As declarações prestadas pelo eminente desembargador Thompson Flores, presidente do Tribunal Federal de Recursos da 4ª Região, com sede na cidade de Porto Alegre, sustentando ser tecnicamente “irrepreensível” a sentença prolatada pelo juiz Sérgio Moro, que condenou o ex-presidente Lula à pena de nove anos e seis meses de reclusão pelos crimes de corrupção passiva e lavagem de dinheiro, não se coadunam com a sua nobre função de julgar.
A palavra “irrepreensível”, colocada pelo ínclito desembargador, indica, em qualquer dicionário da língua portuguesa, algo perfeito. Essa interpretação resulta equivocada. Ela não guarda nenhuma consonância com a nossa realidade na área jurídica. Juiz não é Deus. Ele é um ser humano como qualquer outro. As suas decisões podem ser passíveis de reforma. A hermenêutica jurídica dá o respaldo necessário para outros julgadores prolatarem outras decisões sobre o mesmo caso. Daí a cautela nas declarações.
O ofício de magistrado resulta inconfundível. Ele é o retrato fiel do sacerdócio. A sua decisão vai ter reflexos profundos na vida do cidadão. Por isso, as suas ações precisam ser discretas no ato sublime de julgar. Quando as suas ações marcham em direção oposta, resultam surpreendentes e provocativas. As ações discretas de qualquer pessoa costumam ganhar a preferência da nossa população.

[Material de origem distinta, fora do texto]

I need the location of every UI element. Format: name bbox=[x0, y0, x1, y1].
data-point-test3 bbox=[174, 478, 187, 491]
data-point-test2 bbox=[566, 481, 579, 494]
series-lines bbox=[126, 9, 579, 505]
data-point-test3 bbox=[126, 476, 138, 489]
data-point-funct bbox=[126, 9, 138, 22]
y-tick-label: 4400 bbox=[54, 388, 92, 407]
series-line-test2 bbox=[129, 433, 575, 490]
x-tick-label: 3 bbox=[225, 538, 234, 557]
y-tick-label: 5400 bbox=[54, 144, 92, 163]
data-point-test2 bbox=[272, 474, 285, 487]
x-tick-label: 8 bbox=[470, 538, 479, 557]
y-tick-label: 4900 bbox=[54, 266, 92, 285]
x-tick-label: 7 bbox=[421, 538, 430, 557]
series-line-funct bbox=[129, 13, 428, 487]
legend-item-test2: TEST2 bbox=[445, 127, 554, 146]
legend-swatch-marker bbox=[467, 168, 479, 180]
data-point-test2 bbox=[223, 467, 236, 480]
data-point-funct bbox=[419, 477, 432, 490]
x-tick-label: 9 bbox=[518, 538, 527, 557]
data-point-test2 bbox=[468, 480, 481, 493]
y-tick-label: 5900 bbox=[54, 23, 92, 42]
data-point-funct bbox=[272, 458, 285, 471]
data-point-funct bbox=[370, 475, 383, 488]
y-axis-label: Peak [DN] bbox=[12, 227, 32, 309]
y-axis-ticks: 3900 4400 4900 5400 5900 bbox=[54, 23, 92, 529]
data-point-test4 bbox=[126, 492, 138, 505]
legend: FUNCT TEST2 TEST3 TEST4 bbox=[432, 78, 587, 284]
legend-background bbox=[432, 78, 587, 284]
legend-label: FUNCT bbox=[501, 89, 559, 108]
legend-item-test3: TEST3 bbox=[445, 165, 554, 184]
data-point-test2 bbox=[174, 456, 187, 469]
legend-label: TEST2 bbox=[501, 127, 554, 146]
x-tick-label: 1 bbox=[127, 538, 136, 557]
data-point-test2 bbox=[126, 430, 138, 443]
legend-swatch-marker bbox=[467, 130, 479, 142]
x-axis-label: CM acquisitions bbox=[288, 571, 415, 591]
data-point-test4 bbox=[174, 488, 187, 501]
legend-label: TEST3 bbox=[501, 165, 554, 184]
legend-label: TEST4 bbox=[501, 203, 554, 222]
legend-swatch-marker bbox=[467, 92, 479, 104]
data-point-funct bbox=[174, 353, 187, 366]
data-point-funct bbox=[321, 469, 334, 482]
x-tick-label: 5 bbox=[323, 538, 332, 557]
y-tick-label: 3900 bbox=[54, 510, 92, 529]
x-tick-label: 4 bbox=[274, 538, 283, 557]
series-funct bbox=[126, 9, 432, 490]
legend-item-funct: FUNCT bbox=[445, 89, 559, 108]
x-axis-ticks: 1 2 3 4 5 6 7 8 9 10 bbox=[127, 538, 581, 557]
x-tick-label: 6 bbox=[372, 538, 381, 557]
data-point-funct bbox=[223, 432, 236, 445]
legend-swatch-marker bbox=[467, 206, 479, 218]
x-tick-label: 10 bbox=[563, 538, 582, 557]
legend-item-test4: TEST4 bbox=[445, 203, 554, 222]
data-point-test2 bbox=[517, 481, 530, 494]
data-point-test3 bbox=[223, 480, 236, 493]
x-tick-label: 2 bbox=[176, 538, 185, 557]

No campo da Justiça, ela sobressai. Ela evita os transtornos que podem provocar desconfiança, comprometendo a força da própria autoridade judicante. O desembargador pode ter os motivos fundados para exarar a sua opinião. A opinião é dele. É o seu direito de exteriorizar o seu pensamento e este precisa ser respeitado. Mas não é essa a interpretação do povo nas ruas. Ela aponta para a indignação. Qualquer enquete de opinião pública séria respaldará esse entendimento.
As palavras marcam as pessoas. As opiniões e os elogios, aliados às outras tantas considerações sobre o processo e as partes litigantes, precisam ser exteriorizados nos autos do processo. É assim que determina a nossa legislação processual. É dentro do processo que precisam surgir os despachos e as decisões judiciais. Tudo precisa ser fundamentado. Os dispositivos legais regularmente apontados. Fora desse contexto, qualquer tipo de comportamento desqualifica a Justiça. A sua rápida, séria e honesta distribuição foi o compromisso que o Estado assumiu com o seu cidadão.
Os juízes são os seus instrumentos qualificados na aplicação da lei. A sua preparação técnica, aliada à conduta moral ilibada, aponta para essa direção. As outras instituições que os auxiliam na salutar distribuição da Justiça formatam o quadro consagrado pelo Estado Democrático de Direito. Aqui repousa o seu alicerce inexpugnável. As conversas sem nenhum sentido prático só concorrem para aumentar a desesperança na Justiça. Tem sentido esse espírito de revolta. Os noticiários transmitem todos os dias essa incerteza e insegurança quanto às divergências das decisões judiciais.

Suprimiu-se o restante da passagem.